Professor Dr. Teksen Camlibel explains the effects of Polycystic Ovarian Syndrome

Professor Dr. Teksen Camlibel explains the effects of Polycystic Ovarian Syndrome

Gynaecologist at Jinemed Health Centers

Professor Dr. Teksen Camlibel:

In women, the hypothalamus in the brain secretes follicle-stimulating hormones (FSH) and luteinizing hormones (LH), crucial for normal ovarian function and ovulation. FSH facilitates oocyte development, while LH aids in their maturation and release for potential pregnancy. Typically, FSH is secreted in higher quantities than LH.

When LH levels surpass FSH levels, oocytes in the ovaries fail to crack.

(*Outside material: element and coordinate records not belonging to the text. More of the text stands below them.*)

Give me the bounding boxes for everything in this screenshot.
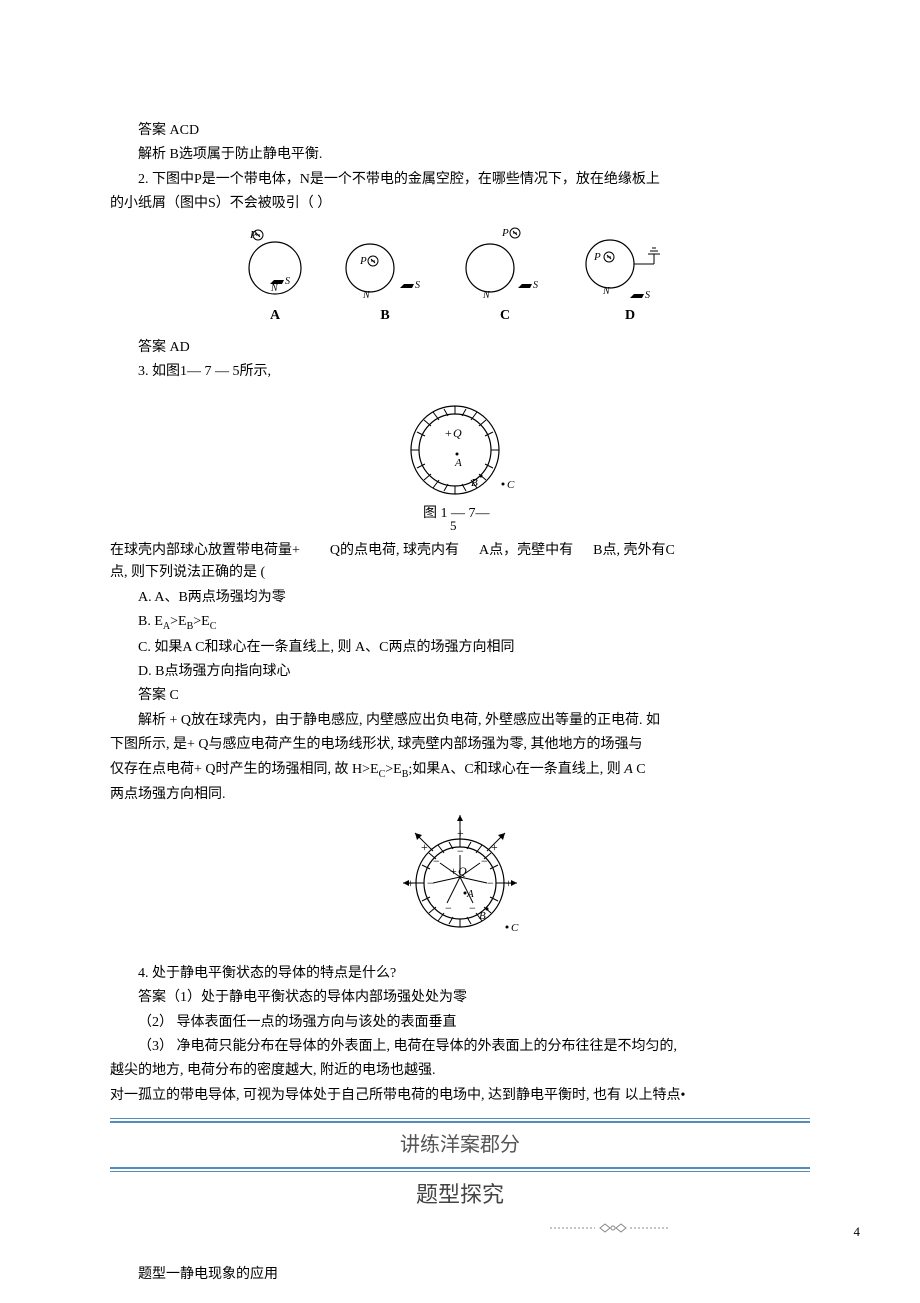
q2-line2: 的小纸屑（图中S）不会被吸引（ ） bbox=[110, 193, 810, 215]
ans4-l3: （3） 净电荷只能分布在导体的外表面上, 电荷在导体的外表面上的分布往往是不均匀… bbox=[110, 1036, 810, 1058]
topic-title: 题型一静电现象的应用 bbox=[110, 1264, 810, 1286]
svg-text:P: P bbox=[501, 227, 509, 239]
ans4-l5: 对一孤立的带电导体, 可视为导体处于自己所带电荷的电场中, 达到静电平衡时, 也… bbox=[110, 1085, 810, 1107]
q3-line2: 在球壳内部球心放置带电荷量+ Q的点电荷, 球壳内有 A点，壳壁中有 B点, 壳… bbox=[110, 540, 810, 562]
diagram-b-svg: P N S bbox=[340, 226, 430, 301]
q3-line3: 点, 则下列说法正确的是 ( bbox=[110, 562, 810, 584]
q3-optA: A. A、B两点场强均为零 bbox=[110, 587, 810, 609]
svg-text:+: + bbox=[491, 840, 498, 854]
svg-text:A: A bbox=[466, 888, 474, 900]
q3-l2-c: A点，壳壁中有 bbox=[479, 540, 573, 562]
q3-figure-svg: + Q A B C 图 1 — 7— 5 bbox=[395, 392, 525, 532]
q3-optC: C. 如果A C和球心在一条直线上, 则 A、C两点的场强方向相同 bbox=[110, 637, 810, 659]
diagram-b: P N S B bbox=[340, 226, 430, 327]
diagram-c-svg: P N S bbox=[460, 226, 550, 301]
field-diagram: + + + + + − − − − − − − + Q A B C bbox=[110, 815, 810, 955]
svg-text:+: + bbox=[445, 426, 452, 440]
svg-text:C: C bbox=[507, 479, 515, 491]
diagram-b-label: B bbox=[380, 305, 389, 327]
svg-text:Q: Q bbox=[458, 864, 467, 878]
q3-optB: B. EA>EB>EC bbox=[110, 611, 810, 635]
svg-text:N: N bbox=[482, 290, 491, 301]
q3-figure: + Q A B C 图 1 — 7— 5 bbox=[110, 392, 810, 532]
q3-l2-b: Q的点电荷, 球壳内有 bbox=[330, 540, 459, 562]
svg-text:Q: Q bbox=[453, 426, 462, 440]
ans4-l4: 越尖的地方, 电荷分布的密度越大, 附近的电场也越强. bbox=[110, 1060, 810, 1082]
banner-text: 讲练洋案郡分 bbox=[400, 1134, 520, 1156]
ans4-l2: （2） 导体表面任一点的场强方向与该处的表面垂直 bbox=[110, 1012, 810, 1034]
q4-text: 4. 处于静电平衡状态的导体的特点是什么? bbox=[110, 963, 810, 985]
explanation-1: 解析 B选项属于防止静电平衡. bbox=[110, 144, 810, 166]
section-banner: 讲练洋案郡分 bbox=[110, 1121, 810, 1169]
section-title: 题型探究 bbox=[110, 1177, 810, 1212]
q3-line1: 3. 如图1— 7 — 5所示, bbox=[110, 361, 810, 383]
q2-line1: 2. 下图中P是一个带电体，N是一个不带电的金属空腔，在哪些情况下，放在绝缘板上 bbox=[110, 169, 810, 191]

This leads to the accumulation of uncracked oocytes, observed as polycystic ovaries through ultrasound, with numerous small oocytes filling the ovary. This condition, known as polycystic ovary syndrome (PCOS), often manifests in girls with congenital hormonal imbalances, resulting in irregular menstruation, acne, oily skin, and increased hair growth. These individuals may be slightly overweight and experience symptoms like puberty acne and hair loss more frequently due to elevated testosterone secretion.

Recommendations include medication for menstrual regulation, weight management, and specific contraceptives to address hair-related concerns. PCOS is linked to diabetes, with both conditions sharing the same chromosome, suggesting an interconnected relationship. Individuals with PCOS face a higher risk of diabetes, cardiovascular diseases, high blood pressure, and high cholesterol throughout their lives, with a familial predisposition.

PCOS is not merely a hormonal issue but an internal disease with potential life implications. Regular check-ups, including tests for diabetes and cholesterol, are advised, especially considering the associated risks. Treatment may be necessary for those planning marriage or pregnancy due to irregular ovulation. Medications prescribed for diabetes may regulate menstruation and induce ovulation. However, PCOS patients may respond severely to medications, leading to complications like ovarian hyperstimulation.

Specialist physicians should oversee the treatment of PCOS to enhance the chances of successful outcomes, including pregnancy. Quality issues with cracked oocytes may affect fertility treatments like in vitro fertilization (IVF), potentially resulting in lower success rates for PCOS patients. Laparoscopic ovarian drilling, a surgical method, is employed, involving heat application to induce natural ovulation and menstrual regularity.

After pregnancy, PCOS patients may require specific contraceptives for skin health and menstrual regulation between deliveries. Continued medication for menstruation regulation might be necessary even after 40 years of age, as PCOS persists. Untreated PCOS patients, who menstruate irregularly, face a higher risk of endometrial cancer due to an imbalance in protective hormones.

Regular examinations for cholesterol, high blood pressure, and cardiovascular diseases are essential for long-term health. Daughters of PCOS patients should start conscious diagnoses, follow-ups, and treatments at an early age due to potential hereditary risks.

With PCOS being observed in 10 to 20 percent of society, gynecologists easily recognize and treat it. Young girls experiencing irregular menstruation, acne, oily skin, and increased hair growth are advised to consult gynecologists promptly for diagnosis and treatment. PCOS patients need interdisciplinary follow-ups by gynecologists and internists throughout adolescence, pregnancy, and pre-and post-menopause periods. With proper follow-ups and treatments, individuals with PCOS can lead healthy lives like their counterparts.